Chuck Storm commented that for one, he does not think the town needs to spend $134,454 for bathhouse improvements at Brewster and Carry Beaches as described in Article 16. Speaking as a handicapped person, he feels that ADA approved portapotties would be sufficient.
Gary Watson commented that there were big jumps in some items in the budget that were too much with the present economy.
Drelick said that the school building project in the budget is producing a good product, but added that she would favor more local control.
According to Ben Ladd the police budget has stayed close to zero, except for mandated costs (90 percent of the budget is for payroll). He added that the department has pursued available grants successfully and will continue to do so.
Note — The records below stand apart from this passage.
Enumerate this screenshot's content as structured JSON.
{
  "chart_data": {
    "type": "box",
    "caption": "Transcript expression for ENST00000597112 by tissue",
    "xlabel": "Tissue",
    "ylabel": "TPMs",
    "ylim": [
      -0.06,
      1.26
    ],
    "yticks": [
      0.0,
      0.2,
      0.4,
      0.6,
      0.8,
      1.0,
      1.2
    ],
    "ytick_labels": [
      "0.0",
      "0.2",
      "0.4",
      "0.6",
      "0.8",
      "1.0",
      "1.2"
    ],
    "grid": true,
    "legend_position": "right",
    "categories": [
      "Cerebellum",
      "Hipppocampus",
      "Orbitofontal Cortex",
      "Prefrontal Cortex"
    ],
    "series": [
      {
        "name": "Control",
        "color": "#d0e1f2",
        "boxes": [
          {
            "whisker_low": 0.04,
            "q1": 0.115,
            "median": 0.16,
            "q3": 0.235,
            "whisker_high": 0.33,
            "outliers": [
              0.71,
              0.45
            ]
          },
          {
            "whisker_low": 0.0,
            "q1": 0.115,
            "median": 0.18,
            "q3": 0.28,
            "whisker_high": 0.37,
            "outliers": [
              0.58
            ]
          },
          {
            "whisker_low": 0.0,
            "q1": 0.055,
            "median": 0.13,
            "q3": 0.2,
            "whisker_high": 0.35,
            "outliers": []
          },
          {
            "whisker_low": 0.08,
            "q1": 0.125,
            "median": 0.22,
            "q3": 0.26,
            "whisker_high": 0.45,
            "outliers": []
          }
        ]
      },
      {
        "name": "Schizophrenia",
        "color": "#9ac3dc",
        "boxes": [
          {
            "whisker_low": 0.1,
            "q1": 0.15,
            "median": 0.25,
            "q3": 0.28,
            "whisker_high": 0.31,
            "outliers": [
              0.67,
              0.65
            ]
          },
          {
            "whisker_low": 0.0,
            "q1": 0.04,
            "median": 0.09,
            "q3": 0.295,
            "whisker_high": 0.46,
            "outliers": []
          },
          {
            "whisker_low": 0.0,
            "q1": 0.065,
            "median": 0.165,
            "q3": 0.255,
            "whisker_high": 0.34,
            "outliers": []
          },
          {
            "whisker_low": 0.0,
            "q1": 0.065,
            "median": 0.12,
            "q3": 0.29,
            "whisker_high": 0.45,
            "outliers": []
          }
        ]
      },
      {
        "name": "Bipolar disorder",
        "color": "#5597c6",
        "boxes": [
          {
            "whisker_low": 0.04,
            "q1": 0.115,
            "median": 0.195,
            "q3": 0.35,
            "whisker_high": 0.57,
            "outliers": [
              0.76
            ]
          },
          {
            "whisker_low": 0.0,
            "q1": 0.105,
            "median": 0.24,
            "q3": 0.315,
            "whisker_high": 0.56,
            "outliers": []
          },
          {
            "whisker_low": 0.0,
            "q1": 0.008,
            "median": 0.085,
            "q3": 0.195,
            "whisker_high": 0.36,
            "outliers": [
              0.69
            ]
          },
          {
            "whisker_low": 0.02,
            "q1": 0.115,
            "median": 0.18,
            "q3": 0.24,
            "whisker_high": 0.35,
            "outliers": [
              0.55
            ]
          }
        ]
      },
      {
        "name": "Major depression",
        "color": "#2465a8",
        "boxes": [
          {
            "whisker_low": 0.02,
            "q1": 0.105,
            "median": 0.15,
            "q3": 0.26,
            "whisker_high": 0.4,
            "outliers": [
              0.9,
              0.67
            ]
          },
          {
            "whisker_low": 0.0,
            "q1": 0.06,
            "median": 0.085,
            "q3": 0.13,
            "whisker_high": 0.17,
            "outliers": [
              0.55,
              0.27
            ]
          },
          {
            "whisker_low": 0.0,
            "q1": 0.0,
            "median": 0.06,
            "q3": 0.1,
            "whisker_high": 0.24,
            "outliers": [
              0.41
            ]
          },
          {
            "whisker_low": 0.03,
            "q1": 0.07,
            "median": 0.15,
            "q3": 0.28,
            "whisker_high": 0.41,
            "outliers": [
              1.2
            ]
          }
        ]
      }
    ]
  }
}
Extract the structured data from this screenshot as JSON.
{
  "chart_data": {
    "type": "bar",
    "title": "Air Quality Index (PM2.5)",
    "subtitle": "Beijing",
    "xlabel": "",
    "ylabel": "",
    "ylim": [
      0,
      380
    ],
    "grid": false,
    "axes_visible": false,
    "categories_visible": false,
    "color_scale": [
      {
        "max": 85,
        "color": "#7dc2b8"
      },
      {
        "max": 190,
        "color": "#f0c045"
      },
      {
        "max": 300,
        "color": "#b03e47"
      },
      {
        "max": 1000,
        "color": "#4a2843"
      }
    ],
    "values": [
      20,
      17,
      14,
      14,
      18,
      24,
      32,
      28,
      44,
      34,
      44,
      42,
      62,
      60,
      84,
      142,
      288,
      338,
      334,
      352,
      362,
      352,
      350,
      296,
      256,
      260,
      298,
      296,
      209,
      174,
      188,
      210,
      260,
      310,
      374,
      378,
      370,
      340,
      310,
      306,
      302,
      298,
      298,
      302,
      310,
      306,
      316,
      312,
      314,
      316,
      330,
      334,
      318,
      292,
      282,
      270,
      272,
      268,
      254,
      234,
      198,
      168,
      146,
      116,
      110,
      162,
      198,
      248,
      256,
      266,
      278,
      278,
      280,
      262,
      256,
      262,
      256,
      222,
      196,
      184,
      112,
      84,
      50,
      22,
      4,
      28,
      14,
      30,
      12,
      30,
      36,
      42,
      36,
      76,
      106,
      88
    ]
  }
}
"The police department is the first line of defense," said Goodgame, "and it's only five percent of the budget." He said that he thinks the Police Benevolent Association is important and promised to give his $600 salary to it, if he is elected.
Other questions pertaining to finances were the idea of privatizing the Municipal Electric company, to which Jones responded yes and the others expressed the need for a cost/benefit analysis, and whether the town should impose user fees for boat launches and the tennis courts, which none of the selectman candidates supported.
The future of Brewster Memorial Hall was raised by Joyce Davis. Watson was against it, citing parking issues and stating a preference for a single story building: Jones said she would like to see a couple of bids and would like to see private money involved. Seibel said she would work to build consensus on both the board and in the community. To her the issue as "morally and ethically correct" and pointed out that the master plan recommends the preservation of historic buildings.
Storm, who has served on a town hall study committee, recalled that votes on proposals for Brewster Memorial Hall have always received more that competing plans and said that it provides enough space. If elected, he would give it "full effort."
Opinions were sought on Article 9, to abolish the Historic District Commission, along with the question of whether candidates might support Article 10, which asks voters to create a second historic district commission.
Only Watson said he would abolish the present commission, and he did not comment on Article 10. Storm pointed out that it is the selectmen's job to see it is run correctly. Seibel said that she sees the current controversies as part of a transition phase from a more "neighborly" style to a board that is more closely following land use procedures.
When asked about committing time for the homework that goes along with the jobs they are running for, and a commitment to attendance at meetings, all candidates said they were cognizant of the demands and ready to serve fully.